Division of Thoracic and Cardiovascular Surgery, University of Maryland Hospital, Baltimore, MD

* Address reprint requests to Dr. Moulton, Division of Thoracic and Cardiovascular Surgery, University of Maryland Hospital, 22 S Greene St, Baltimore, MD 21201

Sixty-four consecutive patients with penetrating cardiac injuries were treated between January, 1977, and January, 1983, at the University of Maryland Hospital. Twenty-eight patients had major associated injuries of other organs. The patients were divided into groups according to their clinical status on arrival. An aggressive approach was utilized including early emergency room (ER) thoracotomy for "lifeless" or deteriorating patients. Three patients required immediate cardiopulmonary bypass for repair of their injuries.

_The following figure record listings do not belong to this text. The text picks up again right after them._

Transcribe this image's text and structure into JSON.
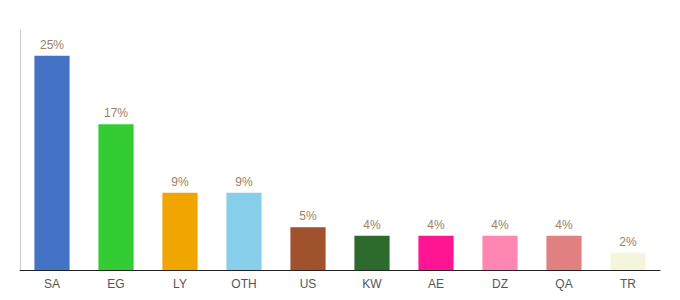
{
  "chart_data": {
    "type": "bar",
    "categories": [
      "SA",
      "EG",
      "LY",
      "OTH",
      "US",
      "KW",
      "AE",
      "DZ",
      "QA",
      "TR"
    ],
    "values": [
      25,
      17,
      9,
      9,
      5,
      4,
      4,
      4,
      4,
      2
    ],
    "value_labels": [
      "25%",
      "17%",
      "9%",
      "9%",
      "5%",
      "4%",
      "4%",
      "4%",
      "4%",
      "2%"
    ],
    "colors": [
      "#4472c4",
      "#33cc33",
      "#f0a500",
      "#87ceeb",
      "#a0522d",
      "#2d6a2d",
      "#ff1493",
      "#ff85b3",
      "#e08080",
      "#f5f5dc"
    ],
    "ylim": [
      0,
      28
    ],
    "data_labels": true,
    "tick_labels": "x",
    "grid": false
  }
}
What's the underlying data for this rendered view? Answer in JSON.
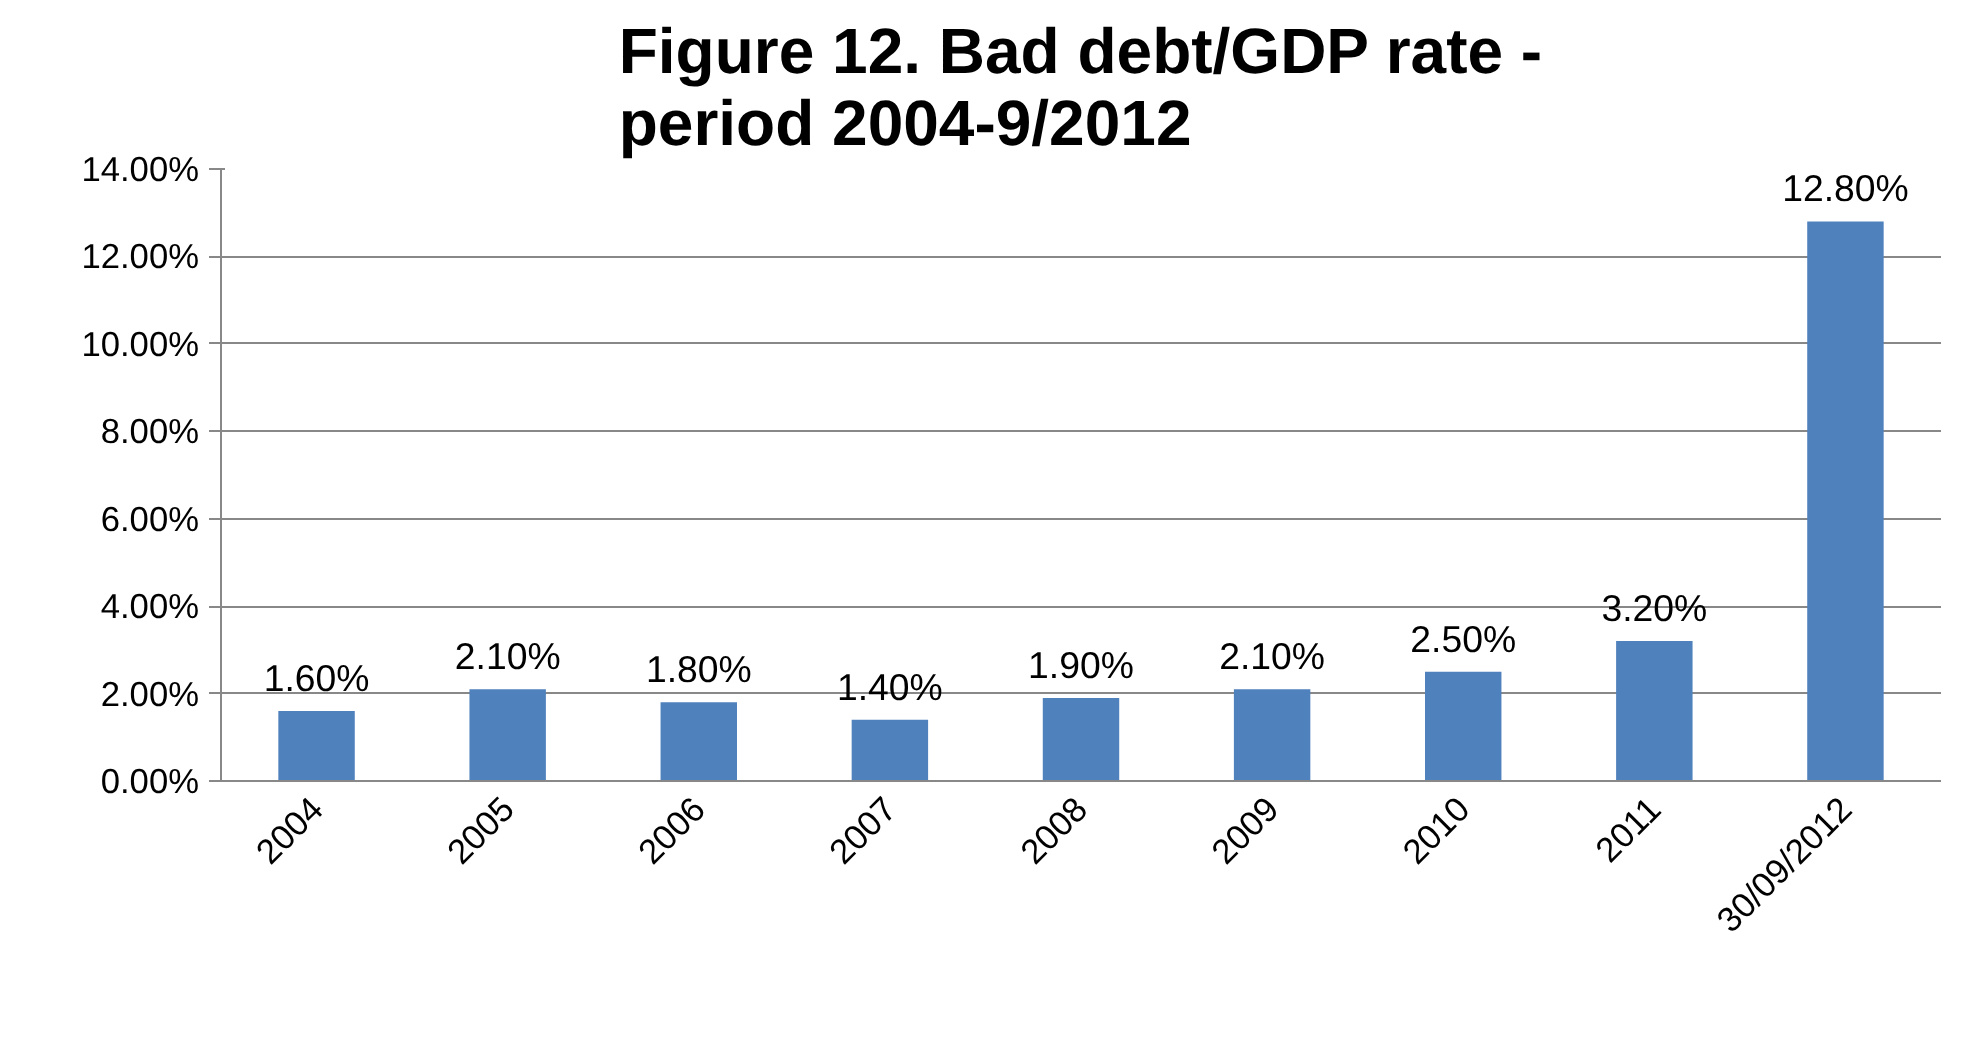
{
  "chart_data": {
    "type": "bar",
    "title": "Figure 12. Bad debt/GDP rate - period 2004-9/2012",
    "categories": [
      "2004",
      "2005",
      "2006",
      "2007",
      "2008",
      "2009",
      "2010",
      "2011",
      "30/09/2012"
    ],
    "values": [
      1.6,
      2.1,
      1.8,
      1.4,
      1.9,
      2.1,
      2.5,
      3.2,
      12.8
    ],
    "value_labels": [
      "1.60%",
      "2.10%",
      "1.80%",
      "1.40%",
      "1.90%",
      "2.10%",
      "2.50%",
      "3.20%",
      "12.80%"
    ],
    "color": "#4f81bd",
    "ylim": [
      0,
      14
    ],
    "yticks": [
      {
        "value": 0,
        "label": "0.00%"
      },
      {
        "value": 2,
        "label": "2.00%"
      },
      {
        "value": 4,
        "label": "4.00%"
      },
      {
        "value": 6,
        "label": "6.00%"
      },
      {
        "value": 8,
        "label": "8.00%"
      },
      {
        "value": 10,
        "label": "10.00%"
      },
      {
        "value": 12,
        "label": "12.00%"
      },
      {
        "value": 14,
        "label": "14.00%"
      }
    ],
    "grid": "y"
  }
}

Twenty-one (57%) of the 37 patients undergoing ER thoracotomy survived; most of the deaths occurred in patients arriving "lifeless" from gunshot wounds. Twenty-four (89%) of the 27 patients who were in stable enough condition to undergo initial repair in the operating room (OR) survived. Overall survival was 45 patients (70%). Though superficial wound infections developed in 18 patients, there were no deep or systemic infections. None of the survivors sustained severe neurological sequelae. Five patients underwent late reoperations for closure of a ventricular septal defect (2), mitral valve replacement (1), and pericardiectomy (2) with no deaths. Though repair of penetrating cardiac injuries should preferably be carried out in the OR, immediate thoracotomy for "lifeless" or deteriorating patients can be performed in the ER with a low incidence of direct surgical complications and with high patient survival.